Despite the high cost of immunosuppressive therapy in the postoperative period, kidney transplantation is more cost-effective than other methods of RRT.

In developed country settings, successful surgery can result in savings of approximately $100,000 over 5 years compared to a patient receiving dialysis treatment.
Despite the enormous successes of this treatment method, many issues still require further solutions.

A complex problem is the indications and contraindications for kidney transplantation.
When establishing indications for surgery, it is assumed that the course of chronic renal failure has many individual characteristics: the level of creatininemia, the rate of its increase, the effectiveness of other treatment methods, as well as complications of chronic renal failure.

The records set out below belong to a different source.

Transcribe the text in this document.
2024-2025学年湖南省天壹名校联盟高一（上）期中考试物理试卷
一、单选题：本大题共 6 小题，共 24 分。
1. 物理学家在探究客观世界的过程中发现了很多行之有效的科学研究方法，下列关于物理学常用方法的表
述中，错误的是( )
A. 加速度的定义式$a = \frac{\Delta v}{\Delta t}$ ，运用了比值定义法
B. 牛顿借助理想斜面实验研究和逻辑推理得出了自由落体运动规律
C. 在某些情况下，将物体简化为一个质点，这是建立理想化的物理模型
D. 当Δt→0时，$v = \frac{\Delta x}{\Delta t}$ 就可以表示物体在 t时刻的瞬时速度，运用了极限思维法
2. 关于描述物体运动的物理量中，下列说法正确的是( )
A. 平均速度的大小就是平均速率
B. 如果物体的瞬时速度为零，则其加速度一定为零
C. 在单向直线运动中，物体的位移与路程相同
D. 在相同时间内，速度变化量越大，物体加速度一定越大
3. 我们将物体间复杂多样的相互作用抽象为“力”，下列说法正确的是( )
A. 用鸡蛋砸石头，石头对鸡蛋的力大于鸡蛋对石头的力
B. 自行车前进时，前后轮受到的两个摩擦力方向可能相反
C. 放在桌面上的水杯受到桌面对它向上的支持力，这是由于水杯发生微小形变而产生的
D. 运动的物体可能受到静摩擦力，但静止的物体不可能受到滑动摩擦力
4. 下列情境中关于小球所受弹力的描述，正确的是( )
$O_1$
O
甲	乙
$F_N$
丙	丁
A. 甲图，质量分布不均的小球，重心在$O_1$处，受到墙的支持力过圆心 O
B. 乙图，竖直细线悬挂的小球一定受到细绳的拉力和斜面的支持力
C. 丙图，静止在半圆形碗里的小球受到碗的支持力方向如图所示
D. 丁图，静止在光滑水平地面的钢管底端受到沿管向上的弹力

A generally accepted indication for kidney transplantation is the condition of patients when the developing complications of chronic renal failure are still reversible.
Contraindications to kidney transplantation are: age over 75 years, severe pathology of the heart, blood vessels, lungs, liver, malignant neoplasms, active infection, active vasculitis or glomerulonephritis, severe degrees of obesity, primary oxalosis, uncorrectable pathology of the lower urinary tract with obstruction of urine outflow, drug or alcohol addiction, severe psychosocial problems.

Without dwelling on the purely technical details of the operation, we will say right away that the postoperative period occupies a special place in the problem of kidney transplantation, since at this time the future fate of the patient is determined.

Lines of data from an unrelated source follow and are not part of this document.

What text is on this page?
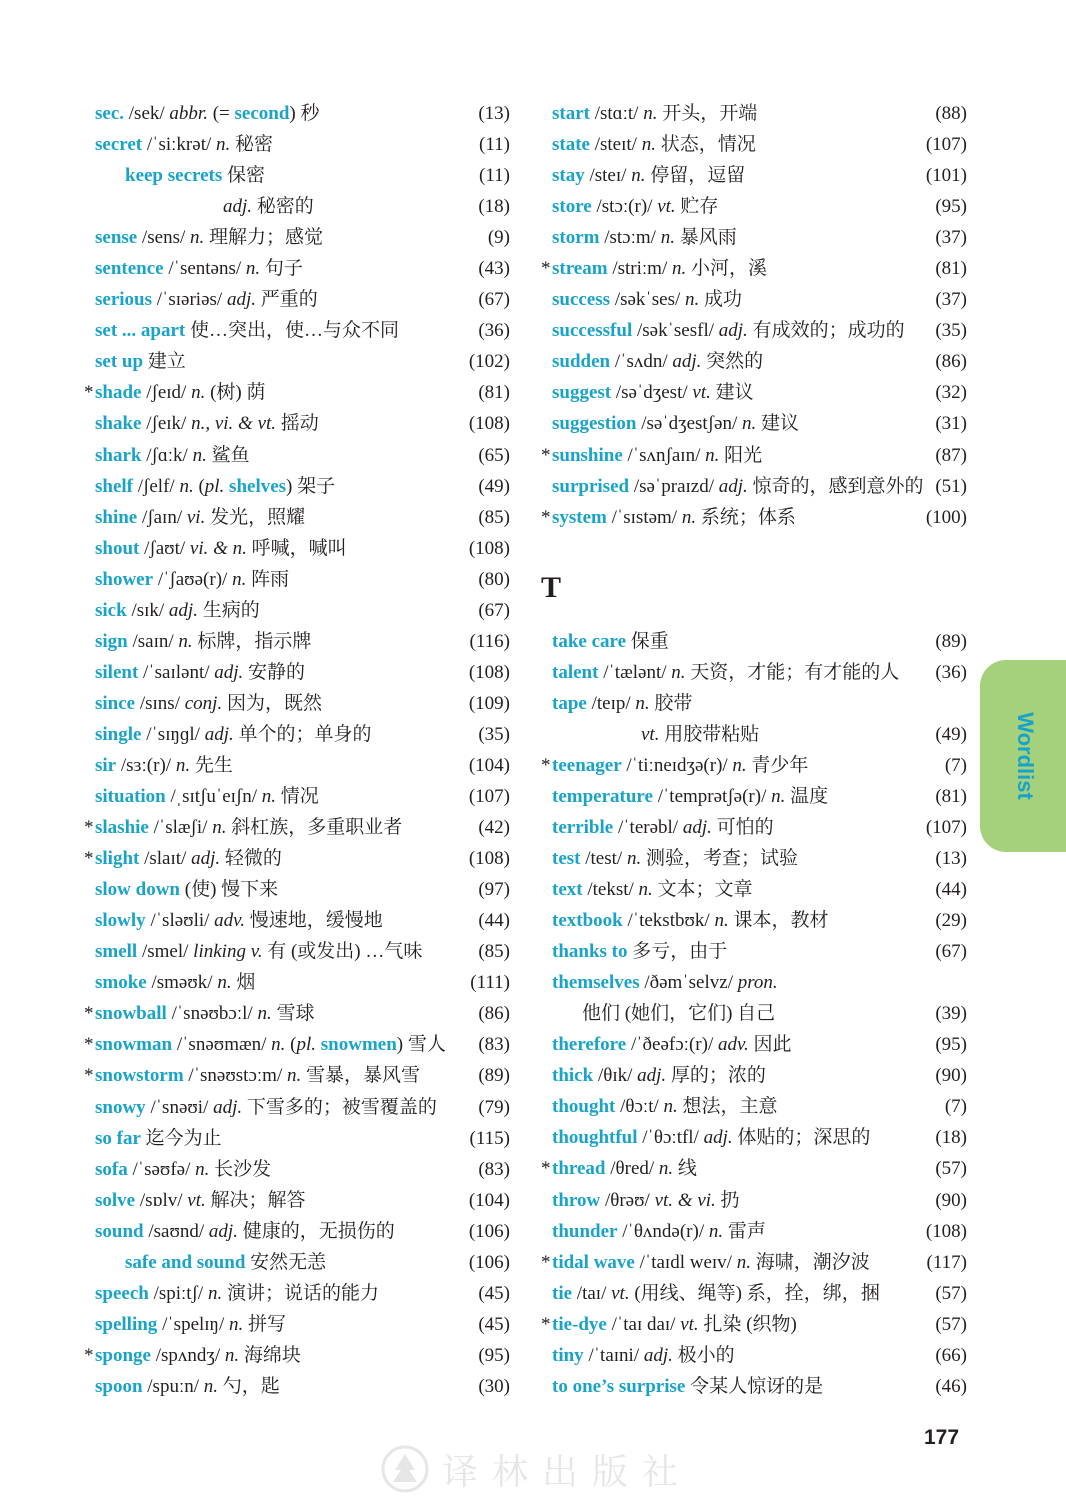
sec. /sek/ abbr. (= second) 秒	(13)
secret /ˈsiːkrət/ n. 秘密	(11)
keep secrets 保密	(11)
adj. 秘密的	(18)
sense /sens/ n. 理解力；感觉	(9)
sentence /ˈsentəns/ n. 句子	(43)
serious /ˈsɪəriəs/ adj. 严重的	(67)
set ... apart 使…突出，使…与众不同	(36)
set up 建立	(102)
* shade /ʃeɪd/ n. (树) 荫	(81)
shake /ʃeɪk/ n., vi. & vt. 摇动	(108)
shark /ʃɑːk/ n. 鲨鱼	(65)
shelf /ʃelf/ n. (pl. shelves) 架子	(49)
shine /ʃaɪn/ vi. 发光，照耀	(85)
shout /ʃaʊt/ vi. & n. 呼喊，喊叫	(108)
shower /ˈʃaʊə(r)/ n. 阵雨	(80)
sick /sɪk/ adj. 生病的	(67)
sign /saɪn/ n. 标牌，指示牌	(116)
silent /ˈsaɪlənt/ adj. 安静的	(108)
since /sɪns/ conj. 因为，既然	(109)
single /ˈsɪŋɡl/ adj. 单个的；单身的	(35)
sir /sɜː(r)/ n. 先生	(104)
situation /ˌsɪtʃuˈeɪʃn/ n. 情况	(107)
* slashie /ˈslæʃi/ n. 斜杠族，多重职业者	(42)
* slight /slaɪt/ adj. 轻微的	(108)
slow down (使) 慢下来	(97)
slowly /ˈsləʊli/ adv. 慢速地，缓慢地	(44)
smell /smel/ linking v. 有 (或发出) …气味	(85)
smoke /sməʊk/ n. 烟	(111)
* snowball /ˈsnəʊbɔːl/ n. 雪球	(86)
* snowman /ˈsnəʊmæn/ n. (pl. snowmen) 雪人 (83)
* snowstorm /ˈsnəʊstɔːm/ n. 雪暴，暴风雪	(89)
snowy /ˈsnəʊi/ adj. 下雪多的；被雪覆盖的 (79)
so far 迄今为止	(115)
sofa /ˈsəʊfə/ n. 长沙发	(83)
solve /sɒlv/ vt. 解决；解答	(104)
sound /saʊnd/ adj. 健康的，无损伤的	(106)
safe and sound 安然无恙	(106)
speech /spiːtʃ/ n. 演讲；说话的能力	(45)
spelling /ˈspelɪŋ/ n. 拼写	(45)
* sponge /spʌndʒ/ n. 海绵块	(95)
spoon /spuːn/ n. 勺，匙	(30)
start /stɑːt/ n. 开头，开端	(88)
state /steɪt/ n. 状态，情况	(107)
stay /steɪ/ n. 停留，逗留	(101)
store /stɔː(r)/ vt. 贮存	(95)
storm /stɔːm/ n. 暴风雨	(37)
* stream /striːm/ n. 小河，溪	(81)
success /səkˈses/ n. 成功	(37)
successful /səkˈsesfl/ adj. 有成效的；成功的 (35)
sudden /ˈsʌdn/ adj. 突然的	(86)
suggest /səˈdʒest/ vt. 建议	(32)
suggestion /səˈdʒestʃən/ n. 建议	(31)
* sunshine /ˈsʌnʃaɪn/ n. 阳光	(87)
surprised /səˈpraɪzd/ adj. 惊奇的，感到意外的 (51)
* system /ˈsɪstəm/ n. 系统；体系	(100)
T
take care 保重	(89)
talent /ˈtælənt/ n. 天资，才能；有才能的人 (36)
tape /teɪp/ n. 胶带
vt. 用胶带粘贴	(49)
* teenager /ˈtiːneɪdʒə(r)/ n. 青少年	(7)
temperature /ˈtemprətʃə(r)/ n. 温度	(81)
terrible /ˈterəbl/ adj. 可怕的	(107)
test /test/ n. 测验，考查；试验	(13)
text /tekst/ n. 文本；文章	(44)
textbook /ˈtekstbʊk/ n. 课本，教材	(29)
thanks to 多亏，由于	(67)
themselves /ðəmˈselvz/ pron.
他们 (她们，它们) 自己	(39)
therefore /ˈðeəfɔː(r)/ adv. 因此	(95)
thick /θɪk/ adj. 厚的；浓的	(90)
thought /θɔːt/ n. 想法，主意	(7)
thoughtful /ˈθɔːtfl/ adj. 体贴的；深思的	(18)
* thread /θred/ n. 线	(57)
throw /θrəʊ/ vt. & vi. 扔	(90)
thunder /ˈθʌndə(r)/ n. 雷声	(108)
* tidal wave /ˈtaɪdl weɪv/ n. 海啸，潮汐波	(117)
tie /taɪ/ vt. (用线、绳等) 系，拴，绑，捆	(57)
* tie-dye /ˈtaɪ daɪ/ vt. 扎染 (织物)	(57)
tiny /ˈtaɪni/ adj. 极小的	(66)
to one’s surprise 令某人惊讶的是	(46)
Wordlist
177
译林出版社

The most important are immunosuppressive therapy, as well as the prevention and treatment of complications.
In terms of immunosuppressive therapy, the leading place belongs to “triple therapy” - GCS, cyclosporine-A (tacrolimus), mycophenolate mofetil (sirolimus).
To monitor the adequacy of immunosuppression when using cyclosporine-A and to monitor complications of treatment, the concentration of this drug in the blood should be monitored.
Starting from the 2nd month after transplantation, it is necessary to maintain the level of CSA in the blood within 100-200 μg/l.

In recent years, the antibiotic rapamycin has entered clinical practice, preventing the rejection of transplanted organs, including kidneys. Of interest is the fact that rapamycin reduces the likelihood of secondary narrowing of blood vessels after balloon angioplasty. Moreover, this medicine prevents the metastasis of certain cancers and suppresses their growth.

The results of new animal experiments at the American Mayo Clinic suggest that rapamycin increases the effectiveness of radiation treatment of malignant brain tumors.
These materials were presented by Dr. Sarkario and his colleagues in November 2002 to participants in an oncology symposium in Frankfurt.
In the early postoperative period, in addition to rejection crises, patients are threatened with infection, as well as necrosis and fistula of the bladder wall, bleeding, and the development of a steroid gastric ulcer.

In the late postoperative period, there remains a risk of infectious complications, development of graft artery stenosis, and relapse of the underlying disease in the graft (GN).
One of the pressing problems of modern transplantology is maintaining the viability of the transplanted organ.
The chances of restoring graft function are sharply reduced if the period of renal ischemia exceeds 1 hour.
Preservation of a cadaveric kidney is achieved by non-perfusion preservation in a hypothermic solution resembling intracellular fluid.